Jokowi mengaku saat akan mengambil alih kepemilikan saham Freeport menjadi mayoritas, banyak yang berpesan kepadanya agar berhati-hati. Bahkan kata dia, ada yang mengancam Papua bisa pecah jika Freeport diambil alih.“Saya tugasi tiga menteri. Mereka bertanya ke saya diteruskan apa nggak ini? Saya jawab teruskan,” kata Jokowi.

Faktanya perjuangan itu pun membuahkan hasil ketika akhir 2018. Freeport berhasil diambil alih 51 persen sahamnya atas nama Indonesia.
Jokowi melihat perlu keberanian besar untuk mengambil langkah tersebut. “Saya ditakut-takuti waktu mau ambil Freeport. Pak Presiden hati-hati kalau mau ambil Freeport. Hati-hati seperti apa? Hati-hati kalau bapak berani ambil Freeport, Papua akan goncang. Saya ke Papua, kok biasa-biasa saja. Nggak masalah,” jelasnya.
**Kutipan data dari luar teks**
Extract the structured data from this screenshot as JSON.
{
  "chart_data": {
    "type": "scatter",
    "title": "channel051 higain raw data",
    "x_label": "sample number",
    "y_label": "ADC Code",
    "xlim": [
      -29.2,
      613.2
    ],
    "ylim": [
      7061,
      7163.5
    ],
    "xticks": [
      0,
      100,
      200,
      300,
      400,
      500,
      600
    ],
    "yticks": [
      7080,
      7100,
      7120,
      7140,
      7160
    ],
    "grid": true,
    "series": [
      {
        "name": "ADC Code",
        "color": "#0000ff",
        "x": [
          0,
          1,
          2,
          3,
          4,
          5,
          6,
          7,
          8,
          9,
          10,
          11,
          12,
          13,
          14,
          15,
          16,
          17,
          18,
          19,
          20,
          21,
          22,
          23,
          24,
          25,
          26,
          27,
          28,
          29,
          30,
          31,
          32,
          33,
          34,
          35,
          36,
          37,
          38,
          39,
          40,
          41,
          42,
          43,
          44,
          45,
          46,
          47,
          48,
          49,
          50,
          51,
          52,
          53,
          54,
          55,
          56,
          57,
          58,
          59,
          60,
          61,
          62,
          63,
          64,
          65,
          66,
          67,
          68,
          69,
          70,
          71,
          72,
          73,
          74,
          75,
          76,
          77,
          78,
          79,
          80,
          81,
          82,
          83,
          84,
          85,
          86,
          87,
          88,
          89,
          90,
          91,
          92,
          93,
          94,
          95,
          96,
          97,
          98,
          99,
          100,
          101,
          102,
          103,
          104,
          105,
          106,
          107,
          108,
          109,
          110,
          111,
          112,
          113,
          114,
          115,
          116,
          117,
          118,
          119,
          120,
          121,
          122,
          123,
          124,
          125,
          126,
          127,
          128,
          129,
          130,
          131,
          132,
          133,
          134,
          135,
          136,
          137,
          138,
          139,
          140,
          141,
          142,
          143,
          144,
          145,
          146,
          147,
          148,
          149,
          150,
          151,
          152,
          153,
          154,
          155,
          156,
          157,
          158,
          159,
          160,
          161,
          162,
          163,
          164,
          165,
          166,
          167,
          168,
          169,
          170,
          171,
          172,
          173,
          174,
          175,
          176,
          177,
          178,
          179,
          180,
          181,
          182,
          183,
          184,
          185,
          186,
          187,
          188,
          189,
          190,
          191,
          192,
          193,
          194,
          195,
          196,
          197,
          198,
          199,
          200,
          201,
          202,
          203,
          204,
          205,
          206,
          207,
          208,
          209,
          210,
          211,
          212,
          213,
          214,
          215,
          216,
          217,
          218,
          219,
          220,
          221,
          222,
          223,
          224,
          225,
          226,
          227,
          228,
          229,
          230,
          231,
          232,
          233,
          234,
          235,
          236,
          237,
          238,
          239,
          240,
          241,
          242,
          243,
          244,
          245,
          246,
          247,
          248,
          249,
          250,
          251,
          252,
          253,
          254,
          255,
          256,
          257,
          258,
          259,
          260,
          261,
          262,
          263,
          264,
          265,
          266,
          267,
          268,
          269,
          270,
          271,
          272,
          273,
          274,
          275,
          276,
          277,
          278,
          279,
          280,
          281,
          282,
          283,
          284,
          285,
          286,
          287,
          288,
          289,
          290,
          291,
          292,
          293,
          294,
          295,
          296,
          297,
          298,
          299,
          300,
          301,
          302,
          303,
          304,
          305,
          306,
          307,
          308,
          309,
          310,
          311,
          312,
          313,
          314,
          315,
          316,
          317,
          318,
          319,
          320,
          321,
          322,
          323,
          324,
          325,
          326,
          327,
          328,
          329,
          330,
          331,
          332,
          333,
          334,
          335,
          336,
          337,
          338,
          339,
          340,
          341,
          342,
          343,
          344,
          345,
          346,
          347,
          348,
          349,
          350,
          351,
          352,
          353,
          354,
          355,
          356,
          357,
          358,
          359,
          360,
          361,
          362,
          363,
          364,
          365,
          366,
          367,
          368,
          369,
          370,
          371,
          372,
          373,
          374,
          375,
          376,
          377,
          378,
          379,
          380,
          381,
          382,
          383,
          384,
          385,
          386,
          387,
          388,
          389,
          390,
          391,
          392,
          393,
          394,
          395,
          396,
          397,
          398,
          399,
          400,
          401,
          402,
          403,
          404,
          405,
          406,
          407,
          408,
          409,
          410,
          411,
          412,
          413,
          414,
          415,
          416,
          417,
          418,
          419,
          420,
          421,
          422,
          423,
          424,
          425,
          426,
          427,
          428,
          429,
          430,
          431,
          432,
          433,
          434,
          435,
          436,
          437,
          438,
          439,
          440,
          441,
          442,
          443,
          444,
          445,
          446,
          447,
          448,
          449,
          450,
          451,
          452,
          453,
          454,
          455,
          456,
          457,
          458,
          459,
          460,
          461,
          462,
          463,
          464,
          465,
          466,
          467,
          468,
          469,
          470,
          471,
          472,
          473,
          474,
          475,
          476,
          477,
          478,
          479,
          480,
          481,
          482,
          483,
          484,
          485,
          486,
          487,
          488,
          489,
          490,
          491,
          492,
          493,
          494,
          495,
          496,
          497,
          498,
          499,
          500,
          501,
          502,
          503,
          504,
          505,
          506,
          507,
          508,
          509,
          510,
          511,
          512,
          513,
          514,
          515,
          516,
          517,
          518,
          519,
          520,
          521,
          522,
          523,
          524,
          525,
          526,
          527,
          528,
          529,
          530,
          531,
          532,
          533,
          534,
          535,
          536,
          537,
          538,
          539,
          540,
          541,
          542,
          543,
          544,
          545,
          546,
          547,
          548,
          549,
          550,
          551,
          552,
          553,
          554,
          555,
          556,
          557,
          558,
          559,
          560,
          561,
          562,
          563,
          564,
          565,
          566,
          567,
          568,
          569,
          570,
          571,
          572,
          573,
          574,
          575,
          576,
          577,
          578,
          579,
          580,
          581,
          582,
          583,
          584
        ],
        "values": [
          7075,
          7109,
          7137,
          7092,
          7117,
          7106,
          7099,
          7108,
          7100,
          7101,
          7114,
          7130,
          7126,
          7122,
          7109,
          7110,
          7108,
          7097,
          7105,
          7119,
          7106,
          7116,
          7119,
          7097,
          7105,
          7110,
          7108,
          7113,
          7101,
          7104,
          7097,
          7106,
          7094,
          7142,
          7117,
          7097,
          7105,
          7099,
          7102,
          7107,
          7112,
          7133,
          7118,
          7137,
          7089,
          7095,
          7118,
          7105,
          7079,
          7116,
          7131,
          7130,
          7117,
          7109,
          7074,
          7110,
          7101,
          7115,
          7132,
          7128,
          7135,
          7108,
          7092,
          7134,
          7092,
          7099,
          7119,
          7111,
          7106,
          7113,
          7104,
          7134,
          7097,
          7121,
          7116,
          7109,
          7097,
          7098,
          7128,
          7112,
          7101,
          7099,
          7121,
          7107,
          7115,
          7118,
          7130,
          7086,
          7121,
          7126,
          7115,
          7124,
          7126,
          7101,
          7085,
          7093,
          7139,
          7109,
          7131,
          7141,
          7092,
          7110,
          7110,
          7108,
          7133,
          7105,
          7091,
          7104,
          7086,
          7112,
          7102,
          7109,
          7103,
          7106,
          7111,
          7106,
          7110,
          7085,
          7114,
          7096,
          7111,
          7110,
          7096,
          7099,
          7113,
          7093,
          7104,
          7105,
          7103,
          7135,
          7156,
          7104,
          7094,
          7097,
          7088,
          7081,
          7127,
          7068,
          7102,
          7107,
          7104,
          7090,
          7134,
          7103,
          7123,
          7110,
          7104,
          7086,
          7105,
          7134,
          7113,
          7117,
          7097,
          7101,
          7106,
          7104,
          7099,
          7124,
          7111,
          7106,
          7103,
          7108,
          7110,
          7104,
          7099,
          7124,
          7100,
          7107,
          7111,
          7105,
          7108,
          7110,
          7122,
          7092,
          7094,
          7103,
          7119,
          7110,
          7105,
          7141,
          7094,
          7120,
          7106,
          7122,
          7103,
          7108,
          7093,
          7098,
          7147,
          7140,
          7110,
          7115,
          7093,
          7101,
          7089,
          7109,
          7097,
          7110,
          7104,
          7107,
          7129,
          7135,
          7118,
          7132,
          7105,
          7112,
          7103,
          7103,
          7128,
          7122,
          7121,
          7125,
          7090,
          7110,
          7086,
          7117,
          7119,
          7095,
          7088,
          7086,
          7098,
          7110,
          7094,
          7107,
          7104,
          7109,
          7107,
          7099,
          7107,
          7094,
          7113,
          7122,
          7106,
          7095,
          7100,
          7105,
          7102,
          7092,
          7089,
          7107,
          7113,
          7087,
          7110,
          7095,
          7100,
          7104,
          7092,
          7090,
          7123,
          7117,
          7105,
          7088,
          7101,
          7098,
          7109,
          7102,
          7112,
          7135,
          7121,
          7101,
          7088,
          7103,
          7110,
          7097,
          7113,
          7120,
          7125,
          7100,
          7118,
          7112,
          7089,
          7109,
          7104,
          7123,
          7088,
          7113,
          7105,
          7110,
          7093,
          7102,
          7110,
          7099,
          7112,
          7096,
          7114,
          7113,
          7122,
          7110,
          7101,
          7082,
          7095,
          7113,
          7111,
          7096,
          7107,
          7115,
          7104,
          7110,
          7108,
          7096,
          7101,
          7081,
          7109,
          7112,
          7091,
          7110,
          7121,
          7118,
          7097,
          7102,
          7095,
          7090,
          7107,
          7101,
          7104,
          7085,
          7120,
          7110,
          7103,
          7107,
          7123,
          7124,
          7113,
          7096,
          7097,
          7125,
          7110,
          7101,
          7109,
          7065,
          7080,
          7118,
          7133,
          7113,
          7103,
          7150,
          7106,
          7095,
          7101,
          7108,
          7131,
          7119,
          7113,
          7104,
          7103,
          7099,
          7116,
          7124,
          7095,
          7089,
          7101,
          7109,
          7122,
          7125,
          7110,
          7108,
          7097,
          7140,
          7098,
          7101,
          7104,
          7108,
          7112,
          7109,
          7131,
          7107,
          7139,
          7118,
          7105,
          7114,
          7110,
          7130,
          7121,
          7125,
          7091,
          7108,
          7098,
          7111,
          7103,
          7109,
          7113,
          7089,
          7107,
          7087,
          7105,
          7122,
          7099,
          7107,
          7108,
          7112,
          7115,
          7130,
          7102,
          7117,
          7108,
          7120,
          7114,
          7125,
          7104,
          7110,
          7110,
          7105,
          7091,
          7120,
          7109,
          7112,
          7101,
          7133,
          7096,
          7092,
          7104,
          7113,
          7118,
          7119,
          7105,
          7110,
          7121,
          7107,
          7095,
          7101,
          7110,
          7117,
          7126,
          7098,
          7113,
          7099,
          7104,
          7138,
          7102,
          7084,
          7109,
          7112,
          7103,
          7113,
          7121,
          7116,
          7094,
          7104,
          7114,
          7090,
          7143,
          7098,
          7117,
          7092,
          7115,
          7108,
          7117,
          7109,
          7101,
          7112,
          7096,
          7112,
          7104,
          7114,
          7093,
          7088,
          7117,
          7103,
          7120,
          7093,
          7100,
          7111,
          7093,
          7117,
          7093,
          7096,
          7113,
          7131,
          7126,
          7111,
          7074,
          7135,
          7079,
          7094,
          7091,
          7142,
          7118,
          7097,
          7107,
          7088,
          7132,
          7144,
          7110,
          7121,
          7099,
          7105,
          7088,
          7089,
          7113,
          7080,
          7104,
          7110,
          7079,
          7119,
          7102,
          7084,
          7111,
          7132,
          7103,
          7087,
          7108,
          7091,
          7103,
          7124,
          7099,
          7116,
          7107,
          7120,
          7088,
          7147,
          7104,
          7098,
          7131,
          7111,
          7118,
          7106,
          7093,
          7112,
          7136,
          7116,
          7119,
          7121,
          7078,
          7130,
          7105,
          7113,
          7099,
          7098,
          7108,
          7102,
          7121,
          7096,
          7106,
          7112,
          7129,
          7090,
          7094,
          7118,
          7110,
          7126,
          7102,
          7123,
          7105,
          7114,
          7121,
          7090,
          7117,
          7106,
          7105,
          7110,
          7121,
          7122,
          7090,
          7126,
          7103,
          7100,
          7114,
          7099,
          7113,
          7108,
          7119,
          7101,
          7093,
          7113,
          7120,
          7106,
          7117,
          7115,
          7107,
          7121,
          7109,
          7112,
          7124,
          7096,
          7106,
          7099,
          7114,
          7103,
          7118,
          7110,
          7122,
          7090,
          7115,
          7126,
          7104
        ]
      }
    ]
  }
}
Oleh karena itu, dia justru menyesalkan ketika ada pihak-pihak yang menuduhnya sebagai antek asing. “Saya pikir ini antek asing yang mana. Saya diam. Coba libat 2015 yang namanya Blok Mahakam, blok minyak terbesar sudah 50 tahun dikuasai Jepang-Prancis. Sejak 2015 sudah diserahkan 100 persen ke Pertamina. Itu dituding antek asing,” ungkapnya.

Pada 2018, juga kata dia, Blok Rokan sebagai blok migas terbesar di Indonesia yang dikelola oleh AS selama 90 tahun sejak pertengahan 2018 sudah dimenangkan Pertamina 100 persen. Jokowi kemudian berpesan agar masyarakat tidak mudah terpengaruh pada isu dan kabar bohong yang tidak bisa dipertanggungjawabkan.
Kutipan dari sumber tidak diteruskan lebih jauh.